Erceg is the Royals’ closer, and closer of the future, too. It’s a role for which he is grateful and wants to keep making his own.
“The more I have gone out in those situations, I have gotten more comfortable,” he said. “But at the end of the day, man, it’s just you’re playing baseball in front of a ton of people. It’s a cool moment to be in. I just like to take it all in before I get going.”
Erceg is stepping onto the biggest stage of his major-league career now as the Royals open a best-of-five American League Division Series against the Yankees at Yankee Stadium in New York.
With some 50,000 fans expected on hand for Saturday’s Game 1 of the ALDS, Erceg will almost certainly be called upon in the most critical moments of one or more contests to come against the Yankees.
Erceg said his experience as a former position player allows him to compartmentalize the situation and simply attack opposing hitters.
“I kind of understood that hitting is definitely a little harder than some of these guys make it look, right?” he said. “... I have a hard fastball and decent secondary stuff that I can throw for a strike. It’s going to kind of make the hitters guess what’s coming.”
The Royals’ bullpen has become very effective in recent weeks. Erceg and fellow KC relievers Daniel Lynch IV, Sam Long, Kris Bubic, Angel Zerpa and John Schreiber all have experience pitching in pivotal moments.
The Royals also have Michael Lorenzen and Brady Singer available out of the bullpen.

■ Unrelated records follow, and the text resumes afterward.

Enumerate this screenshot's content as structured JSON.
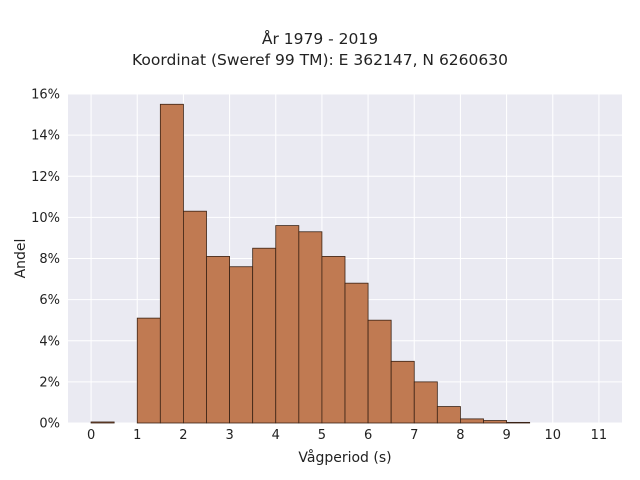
{
  "chart_data": {
    "type": "bar",
    "title_lines": [
      "År 1979 - 2019",
      "Koordinat (Sweref 99 TM): E 362147, N 6260630"
    ],
    "xlabel": "Vågperiod (s)",
    "ylabel": "Andel",
    "bin_width": 0.5,
    "bins": [
      {
        "x0": 0.0,
        "x1": 0.5,
        "value": 0.05
      },
      {
        "x0": 0.5,
        "x1": 1.0,
        "value": 0.0
      },
      {
        "x0": 1.0,
        "x1": 1.5,
        "value": 5.1
      },
      {
        "x0": 1.5,
        "x1": 2.0,
        "value": 15.5
      },
      {
        "x0": 2.0,
        "x1": 2.5,
        "value": 10.3
      },
      {
        "x0": 2.5,
        "x1": 3.0,
        "value": 8.1
      },
      {
        "x0": 3.0,
        "x1": 3.5,
        "value": 7.6
      },
      {
        "x0": 3.5,
        "x1": 4.0,
        "value": 8.5
      },
      {
        "x0": 4.0,
        "x1": 4.5,
        "value": 9.6
      },
      {
        "x0": 4.5,
        "x1": 5.0,
        "value": 9.3
      },
      {
        "x0": 5.0,
        "x1": 5.5,
        "value": 8.1
      },
      {
        "x0": 5.5,
        "x1": 6.0,
        "value": 6.8
      },
      {
        "x0": 6.0,
        "x1": 6.5,
        "value": 5.0
      },
      {
        "x0": 6.5,
        "x1": 7.0,
        "value": 3.0
      },
      {
        "x0": 7.0,
        "x1": 7.5,
        "value": 2.0
      },
      {
        "x0": 7.5,
        "x1": 8.0,
        "value": 0.8
      },
      {
        "x0": 8.0,
        "x1": 8.5,
        "value": 0.2
      },
      {
        "x0": 8.5,
        "x1": 9.0,
        "value": 0.12
      },
      {
        "x0": 9.0,
        "x1": 9.5,
        "value": 0.03
      }
    ],
    "xlim": [
      -0.5,
      11.5
    ],
    "ylim": [
      0,
      16
    ],
    "x_ticks": [
      0,
      1,
      2,
      3,
      4,
      5,
      6,
      7,
      8,
      9,
      10,
      11
    ],
    "y_ticks": [
      0,
      2,
      4,
      6,
      8,
      10,
      12,
      14,
      16
    ],
    "y_tick_labels": [
      "0%",
      "2%",
      "4%",
      "6%",
      "8%",
      "10%",
      "12%",
      "14%",
      "16%"
    ],
    "grid": true,
    "colors": {
      "bar_fill": "#c07a52",
      "bar_edge": "#3a2214",
      "plot_bg": "#eaeaf2",
      "grid": "#ffffff"
    }
  }
}
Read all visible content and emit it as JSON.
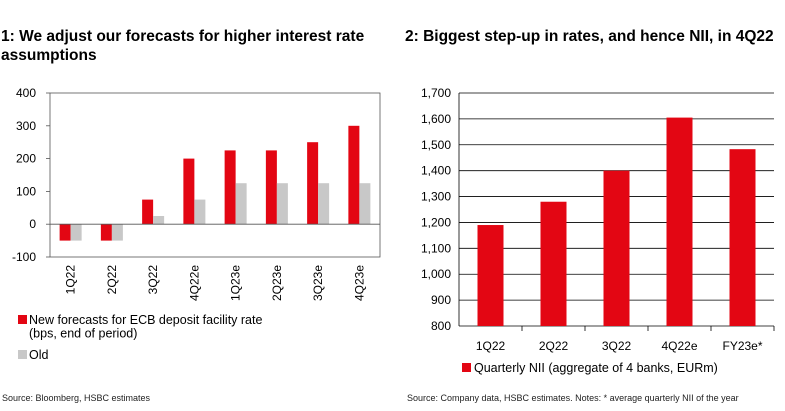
{
  "chart_data": [
    {
      "type": "bar",
      "title": "1: We adjust our forecasts for higher interest rate assumptions",
      "source": "Source: Bloomberg, HSBC estimates",
      "categories": [
        "1Q22",
        "2Q22",
        "3Q22",
        "4Q22e",
        "1Q23e",
        "2Q23e",
        "3Q23e",
        "4Q23e"
      ],
      "series": [
        {
          "name": "New forecasts for ECB deposit facility rate (bps, end of period)",
          "color": "#e30613",
          "values": [
            -50,
            -50,
            75,
            200,
            225,
            225,
            250,
            300
          ]
        },
        {
          "name": "Old",
          "color": "#c8c8c8",
          "values": [
            -50,
            -50,
            25,
            75,
            125,
            125,
            125,
            125
          ]
        }
      ],
      "ylim": [
        -100,
        400
      ],
      "yticks": [
        "400",
        "300",
        "200",
        "100",
        "0",
        "-100"
      ],
      "grid": false,
      "legend": "bottom"
    },
    {
      "type": "bar",
      "title": "2: Biggest step-up in rates, and hence NII, in 4Q22",
      "source": "Source: Company data, HSBC estimates. Notes: * average quarterly NII of the year",
      "categories": [
        "1Q22",
        "2Q22",
        "3Q22",
        "4Q22e",
        "FY23e*"
      ],
      "series": [
        {
          "name": "Quarterly NII (aggregate of 4 banks, EURm)",
          "color": "#e30613",
          "values": [
            1190,
            1280,
            1400,
            1605,
            1483
          ]
        }
      ],
      "ylim": [
        800,
        1700
      ],
      "yticks": [
        "1,700",
        "1,600",
        "1,500",
        "1,400",
        "1,300",
        "1,200",
        "1,100",
        "1,000",
        "900",
        "800"
      ],
      "grid": true,
      "legend": "bottom"
    }
  ]
}
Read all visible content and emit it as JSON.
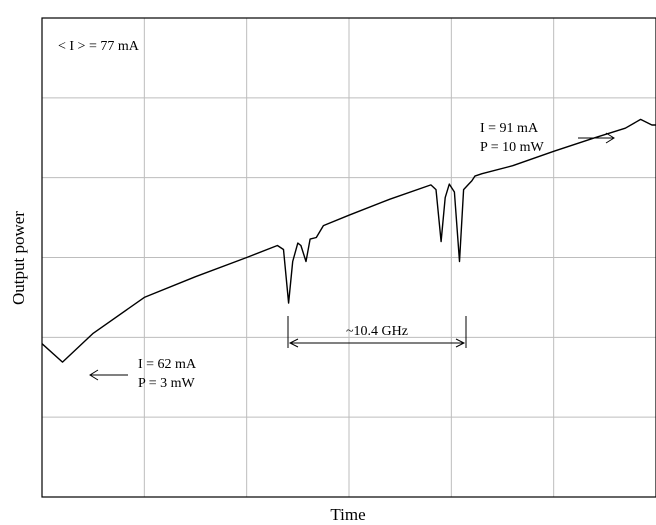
{
  "chart_data": {
    "type": "line",
    "xlabel": "Time",
    "ylabel": "Output power",
    "grid": true,
    "xlim": [
      0,
      6
    ],
    "ylim": [
      0,
      6
    ],
    "ticks_x": [
      1,
      2,
      3,
      4,
      5
    ],
    "ticks_y": [
      1,
      2,
      3,
      4,
      5
    ],
    "series": [
      {
        "x": [
          0,
          0.2,
          0.5,
          1.0,
          1.5,
          2.0,
          2.3,
          2.36,
          2.41,
          2.45,
          2.5,
          2.53,
          2.58,
          2.62,
          2.68,
          2.75,
          3.0,
          3.4,
          3.8,
          3.85,
          3.9,
          3.94,
          3.98,
          4.03,
          4.08,
          4.12,
          4.17,
          4.2,
          4.23,
          4.3,
          4.6,
          5.0,
          5.4,
          5.7,
          5.85,
          5.96,
          6.0
        ],
        "y": [
          1.92,
          1.69,
          2.05,
          2.5,
          2.76,
          3.0,
          3.15,
          3.1,
          2.43,
          2.95,
          3.18,
          3.15,
          2.95,
          3.23,
          3.25,
          3.4,
          3.53,
          3.73,
          3.91,
          3.85,
          3.2,
          3.75,
          3.92,
          3.82,
          2.95,
          3.85,
          3.92,
          3.96,
          4.02,
          4.05,
          4.15,
          4.33,
          4.5,
          4.62,
          4.73,
          4.66,
          4.66
        ]
      }
    ],
    "annotations": {
      "mean_current": "< I > = 77 mA",
      "start_current": "I = 62 mA",
      "start_power": "P = 3 mW",
      "end_current": "I = 91 mA",
      "end_power": "P = 10 mW",
      "spacing": "~10.4 GHz"
    }
  }
}
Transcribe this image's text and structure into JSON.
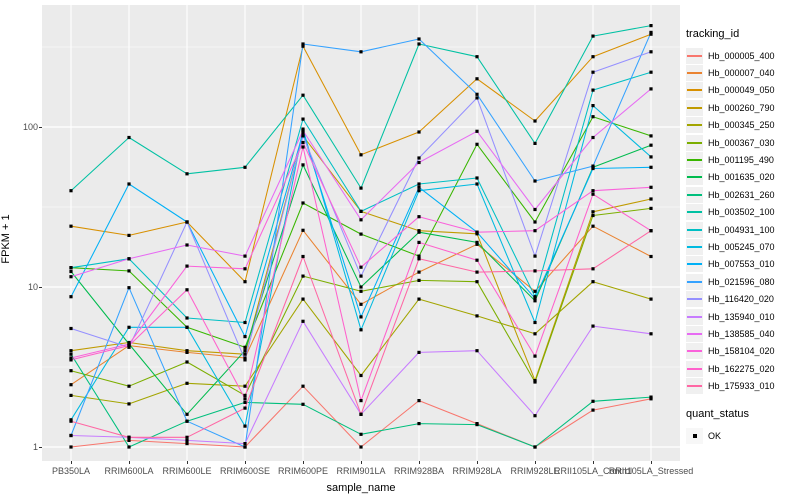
{
  "figure": {
    "background": "#FFFFFF",
    "panel_background": "#EBEBEB",
    "gridline_color": "#FFFFFF",
    "tick_label_color": "#4D4D4D",
    "marker_color": "#000000"
  },
  "chart_data": {
    "type": "line",
    "title": "",
    "xlabel": "sample_name",
    "ylabel": "FPKM + 1",
    "y_scale": "log10",
    "y_ticks": [
      1,
      10,
      100
    ],
    "y_minor_ticks": [
      3.162,
      31.623,
      316.228
    ],
    "ylim": [
      0.82,
      580
    ],
    "grid": true,
    "point_marker": "black-square",
    "legend": {
      "color_title": "tracking_id",
      "shape_title": "quant_status",
      "shape_label": "OK",
      "position": "right"
    },
    "categories": [
      "PB350LA",
      "RRIM600LA",
      "RRIM600LE",
      "RRIM600SE",
      "RRIM600PE",
      "RRIM901LA",
      "RRIM928BA",
      "RRIM928LA",
      "RRIM928LE",
      "RRII105LA_Control",
      "RRII105LA_Stressed"
    ],
    "series": [
      {
        "name": "Hb_000005_400",
        "color": "#F8766D",
        "values": [
          1.0,
          1.1,
          1.05,
          1.0,
          2.4,
          1.0,
          1.95,
          1.4,
          1.0,
          1.7,
          2.0
        ]
      },
      {
        "name": "Hb_000007_040",
        "color": "#EA8331",
        "values": [
          2.45,
          4.3,
          3.9,
          3.6,
          22.6,
          7.8,
          12.4,
          18.5,
          9.4,
          24,
          15.5
        ]
      },
      {
        "name": "Hb_000049_050",
        "color": "#D89000",
        "values": [
          24,
          21,
          25.5,
          10.8,
          320,
          67,
          93,
          200,
          109,
          275,
          380
        ]
      },
      {
        "name": "Hb_000260_790",
        "color": "#C09B00",
        "values": [
          4.0,
          4.5,
          4.0,
          3.8,
          88,
          29.7,
          22.5,
          21.5,
          2.6,
          29.5,
          35.5
        ]
      },
      {
        "name": "Hb_000345_250",
        "color": "#A3A500",
        "values": [
          2.1,
          1.86,
          2.5,
          2.4,
          8.4,
          2.8,
          8.4,
          6.6,
          5.1,
          10.8,
          8.4
        ]
      },
      {
        "name": "Hb_000367_030",
        "color": "#7CAE00",
        "values": [
          3.0,
          2.4,
          3.4,
          2.1,
          11.7,
          9.4,
          11.0,
          10.8,
          2.55,
          28,
          31
        ]
      },
      {
        "name": "Hb_001195_490",
        "color": "#39B600",
        "values": [
          13.2,
          12.6,
          5.6,
          4.2,
          33.5,
          21.4,
          15.6,
          78,
          25.5,
          116,
          88
        ]
      },
      {
        "name": "Hb_001635_020",
        "color": "#00BB4E",
        "values": [
          12.5,
          4.4,
          1.6,
          4.0,
          58,
          10,
          22,
          19,
          8.2,
          56,
          77
        ]
      },
      {
        "name": "Hb_002631_260",
        "color": "#00BF7D",
        "values": [
          3.8,
          1.0,
          1.45,
          1.9,
          1.85,
          1.2,
          1.4,
          1.38,
          1.0,
          1.93,
          2.05
        ]
      },
      {
        "name": "Hb_003502_100",
        "color": "#00C1A3",
        "values": [
          40,
          86,
          51,
          56,
          158,
          41.5,
          330,
          275,
          79,
          370,
          430
        ]
      },
      {
        "name": "Hb_004931_100",
        "color": "#00BFC4",
        "values": [
          13.2,
          15,
          6.4,
          6.0,
          112,
          29.7,
          44,
          48,
          8.7,
          170,
          220
        ]
      },
      {
        "name": "Hb_005245_070",
        "color": "#00BAE0",
        "values": [
          1.48,
          5.6,
          5.6,
          1.35,
          97,
          5.4,
          40,
          44,
          6.0,
          136,
          65
        ]
      },
      {
        "name": "Hb_007553_010",
        "color": "#00B0F6",
        "values": [
          8.7,
          44,
          25.5,
          4.9,
          92,
          6.5,
          42,
          22,
          8.5,
          55,
          56
        ]
      },
      {
        "name": "Hb_021596_080",
        "color": "#35A2FF",
        "values": [
          1.18,
          9.9,
          1.45,
          1.0,
          330,
          295,
          355,
          160,
          46,
          57,
          390
        ]
      },
      {
        "name": "Hb_116420_020",
        "color": "#9590FF",
        "values": [
          5.5,
          4.2,
          25.5,
          3.5,
          88,
          11.7,
          64,
          152,
          15.6,
          220,
          295
        ]
      },
      {
        "name": "Hb_135940_010",
        "color": "#C77CFF",
        "values": [
          1.18,
          1.15,
          1.1,
          1.05,
          6.1,
          1.6,
          3.9,
          4.0,
          1.57,
          5.7,
          5.1
        ]
      },
      {
        "name": "Hb_138585_040",
        "color": "#E76BF3",
        "values": [
          11.6,
          15,
          18.3,
          15.6,
          95,
          26.3,
          60,
          94,
          30.5,
          86,
          173
        ]
      },
      {
        "name": "Hb_158104_020",
        "color": "#FA62DB",
        "values": [
          3.6,
          4.4,
          13.5,
          13,
          80,
          13.3,
          27.5,
          22,
          22.5,
          40,
          42
        ]
      },
      {
        "name": "Hb_162275_020",
        "color": "#FF61CC",
        "values": [
          3.5,
          4.3,
          9.6,
          2.0,
          75,
          1.95,
          19,
          14.7,
          3.7,
          38,
          22.5
        ]
      },
      {
        "name": "Hb_175933_010",
        "color": "#FF67A4",
        "values": [
          1.45,
          1.15,
          1.15,
          1.75,
          15.5,
          1.6,
          15,
          12.4,
          12.6,
          13,
          22.5
        ]
      }
    ]
  }
}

The relief corps’ next challenge will be shutting down the Yankees’ high-octane offense.
“I’m a big believer that the more decisions you make opposing hitters make at the plate, the better it is for you,” Quatraro said. “Now, they might beat you sometimes, but the more swing decisions they have to make, the better.”
Erceg will be handed the baseball if the Royals hold a late lead. He understands the stakes and will be prepared to answer with lock-down pitching when that bullpen phone rings.
“We work a lot on harping on the same two to three things,” he said, “and that’s stay aggressive in the (strike) zone and let the baseball take care of itself.”